Sesimdeki katıksız panik annemin özenle taşıdığı maskesini yerle bir etti. Ofelya'nın olabileceği muhtemel her yere baktığını biliyordum. Şartlar zorunda bırakmasa kapımı asla çalmayacağını da. Yüzümdeki korku dolu ifade ona da aynı şeyi düşündürüyor olmalıydı: Kız kardeşimin başına bir şey gelmişti. Kötü, belki de çok kötü bir şeyler.
"Polisi arayamazdık. Büyük gösterisinden önce böyle bir sansasyon kariyerini mahveder. Dahası burada, senin yanında olduğunu düşünüyorduk.”
Sesindeki suçlayıcı ton sırtımdaki kamburu biraz daha büyüttü.
Ellerimi saçlarımın içine geçirip çekiştirerek bir süre acının paniğin önüne geçmesini bekledim. Ardından derin bir soluk alıp annemle babama doğru döndüm. Söz konusu Ofelya olduğunda tereddüt etmeye imkanım yoktu.

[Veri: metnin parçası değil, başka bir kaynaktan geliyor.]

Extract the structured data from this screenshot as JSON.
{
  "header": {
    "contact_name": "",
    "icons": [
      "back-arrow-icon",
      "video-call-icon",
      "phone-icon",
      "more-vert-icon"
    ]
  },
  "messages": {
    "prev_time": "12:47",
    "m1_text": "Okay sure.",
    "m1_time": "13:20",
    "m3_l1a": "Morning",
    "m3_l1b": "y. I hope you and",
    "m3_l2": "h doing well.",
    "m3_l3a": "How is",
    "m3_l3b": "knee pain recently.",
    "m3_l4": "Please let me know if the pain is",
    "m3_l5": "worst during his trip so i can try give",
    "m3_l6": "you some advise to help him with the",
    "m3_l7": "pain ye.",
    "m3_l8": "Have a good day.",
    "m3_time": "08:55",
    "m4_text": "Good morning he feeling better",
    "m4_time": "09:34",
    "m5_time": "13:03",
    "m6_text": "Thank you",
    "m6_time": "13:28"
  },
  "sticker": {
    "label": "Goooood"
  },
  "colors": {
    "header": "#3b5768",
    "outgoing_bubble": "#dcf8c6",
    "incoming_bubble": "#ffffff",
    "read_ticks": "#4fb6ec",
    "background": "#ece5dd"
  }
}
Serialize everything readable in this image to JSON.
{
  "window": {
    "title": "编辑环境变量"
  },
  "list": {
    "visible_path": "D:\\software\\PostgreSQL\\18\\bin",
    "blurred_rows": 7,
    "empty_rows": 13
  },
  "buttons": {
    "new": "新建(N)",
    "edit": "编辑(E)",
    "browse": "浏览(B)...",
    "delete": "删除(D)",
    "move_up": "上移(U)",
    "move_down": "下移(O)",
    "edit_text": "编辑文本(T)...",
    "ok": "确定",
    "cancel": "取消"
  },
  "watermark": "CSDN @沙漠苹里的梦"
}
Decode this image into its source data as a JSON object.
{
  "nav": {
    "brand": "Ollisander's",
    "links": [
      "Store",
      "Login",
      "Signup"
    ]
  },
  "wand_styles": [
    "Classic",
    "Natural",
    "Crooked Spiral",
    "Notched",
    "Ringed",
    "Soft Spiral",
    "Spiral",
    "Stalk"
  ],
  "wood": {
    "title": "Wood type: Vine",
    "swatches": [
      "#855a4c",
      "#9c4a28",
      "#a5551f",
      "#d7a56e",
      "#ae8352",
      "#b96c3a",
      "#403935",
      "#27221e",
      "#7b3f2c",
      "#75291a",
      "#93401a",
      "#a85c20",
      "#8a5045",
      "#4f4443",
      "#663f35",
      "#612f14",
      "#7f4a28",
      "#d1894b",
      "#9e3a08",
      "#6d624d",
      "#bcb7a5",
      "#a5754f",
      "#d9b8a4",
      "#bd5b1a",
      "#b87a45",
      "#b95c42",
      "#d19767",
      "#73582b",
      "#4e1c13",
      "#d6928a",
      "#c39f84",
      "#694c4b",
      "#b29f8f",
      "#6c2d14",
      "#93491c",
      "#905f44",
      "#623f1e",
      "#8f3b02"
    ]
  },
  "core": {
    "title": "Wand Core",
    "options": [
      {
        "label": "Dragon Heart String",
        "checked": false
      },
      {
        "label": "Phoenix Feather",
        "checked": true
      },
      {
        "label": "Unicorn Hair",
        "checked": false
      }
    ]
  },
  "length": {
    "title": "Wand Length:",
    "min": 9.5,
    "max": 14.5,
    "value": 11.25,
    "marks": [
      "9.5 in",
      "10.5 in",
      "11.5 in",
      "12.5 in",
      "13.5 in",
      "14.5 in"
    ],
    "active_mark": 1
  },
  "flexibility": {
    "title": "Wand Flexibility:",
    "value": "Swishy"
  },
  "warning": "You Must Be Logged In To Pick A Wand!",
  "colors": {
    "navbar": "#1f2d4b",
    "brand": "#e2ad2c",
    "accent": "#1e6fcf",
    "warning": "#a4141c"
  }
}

"Polisi arayın ama kayıp ilanını burada değil sınırın diğer tarafında verin. Onlara benden bahsetmeyin. Evimin adresini vermeyin. İki gün," diye bastırdım masanın üzerindeki eşya yığınını karıştırmaya başlarken. "Ofelya'nın buraya geleceğini onlara söylemeden önce bana iki gün verin."
Yarısına kahve damladığı için lekelenen kartviziti elimden geldiğince düzeltip cüzdanıma yerleştirdiğim sırada annem "Ne planlıyorsun, Eftalya?" diye sordu sabırsızca. "Aklında ne var?”
Neredeyse her şeyi doldurduğum kol çantamı kapıp hazırlanmak için yatak odasına seğirtmeden önce şimdi apaçık endişeleri nedeniyle olduklarından çok daha yaşlı ve insani görünen aileme baktım uzun uzun. Ya batacak ya da çıkacaktım.
"Yardım edebilecek birini tanıyorum. 2 gün içinde size bazı cevaplar ile gelemezsem polise her şeyi anlatın." Gözüm hala uyku halinde olan yerdeki diz üstü bilgisayarıma kaydı. "İki gün," diye tekrarladım yeniden. "Polislere diz üstü bilgisayarımı da inceleyebileceklerini söylersiniz."
Nihayetinde gerçekten başımdan geçenleri tüm detaylarıyla kaleme almıştım. Galiba gerçekten Netflix'te bir belgeselim olacaktı.